Would FDR, Truman, JFK, or LBJ be nominated by their party today?
"“The lessons of history, confirmed by the evidence immediately before me show conclusively that continued dependence upon relief induces a spiritual and moral disintegration fundamentally destructive to the national fiber. To dole out relief . . . is to administer a narcotic, a subtle destroyer of the human spirit.” [FDR speech before Congress 1935]
Truman: "He had no trouble understanding the Soviet Union as an “evil empire.” He routinely referred to Soviet Communists as “barbarians.” While a senator, he raised hackles in 1941 when he said that in the event of war between Nazi Germany and the Soviet Union, the United States might want to aid whichever side was losing so the two tyrannies would fight each other to the death—a remark that the Soviets remembered and resented. Clearly Truman would not last long in the faculty lounges of today’s Democratic party."
Kennedy proposed significant reductions in income tax rates. In a 1961 speech, Kennedy argued that “it is a paradoxical truth that tax rates are too high today and tax revenues are too low and the soundest way to raise the revenues in the long run is to cut the rates now. . . . The purpose of cutting taxes now is not to incur a budget deficit, but to achieve the more prosperous, expanding economy which can bring a budget surplus.”
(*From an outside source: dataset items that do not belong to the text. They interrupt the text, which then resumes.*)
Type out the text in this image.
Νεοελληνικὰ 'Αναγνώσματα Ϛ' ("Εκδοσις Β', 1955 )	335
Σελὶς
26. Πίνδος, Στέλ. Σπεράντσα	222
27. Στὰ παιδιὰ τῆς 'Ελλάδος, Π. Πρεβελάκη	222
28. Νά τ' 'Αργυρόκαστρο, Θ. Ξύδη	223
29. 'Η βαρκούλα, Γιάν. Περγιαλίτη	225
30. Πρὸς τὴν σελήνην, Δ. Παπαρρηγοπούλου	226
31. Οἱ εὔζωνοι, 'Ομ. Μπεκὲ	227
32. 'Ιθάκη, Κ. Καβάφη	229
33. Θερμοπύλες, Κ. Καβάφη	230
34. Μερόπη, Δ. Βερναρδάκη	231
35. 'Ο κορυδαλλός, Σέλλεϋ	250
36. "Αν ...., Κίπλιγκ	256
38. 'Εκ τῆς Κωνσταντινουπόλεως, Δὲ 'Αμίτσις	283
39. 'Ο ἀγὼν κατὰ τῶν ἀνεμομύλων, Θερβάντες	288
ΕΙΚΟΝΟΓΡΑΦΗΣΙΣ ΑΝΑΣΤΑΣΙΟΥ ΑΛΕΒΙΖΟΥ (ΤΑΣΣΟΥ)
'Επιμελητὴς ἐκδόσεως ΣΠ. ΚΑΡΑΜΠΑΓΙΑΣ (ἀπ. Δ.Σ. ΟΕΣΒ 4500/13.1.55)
" the decriers of “extremism” ought to give a hard look at Democratic presidents who couldn’t get the nomination of today’s Democratic party, starting with one who actually didn’t get it: Lyndon B. Johnson in 1968. Despite delivering the most substantial liberal reforms since the New Deal (the Civil Rights and Voting Rights Acts, Medicare, the War on Poverty, etc.), LBJ was on his way to losing renomination when he withdrew. As Daniel Patrick Moynihan memorably put it, Johnson “was the first American president to be toppled by a mob. No matter that it was a mob of college professors, millionaires, flower children, and Radcliffe girls”—in other words, what Democrats today call “the base.”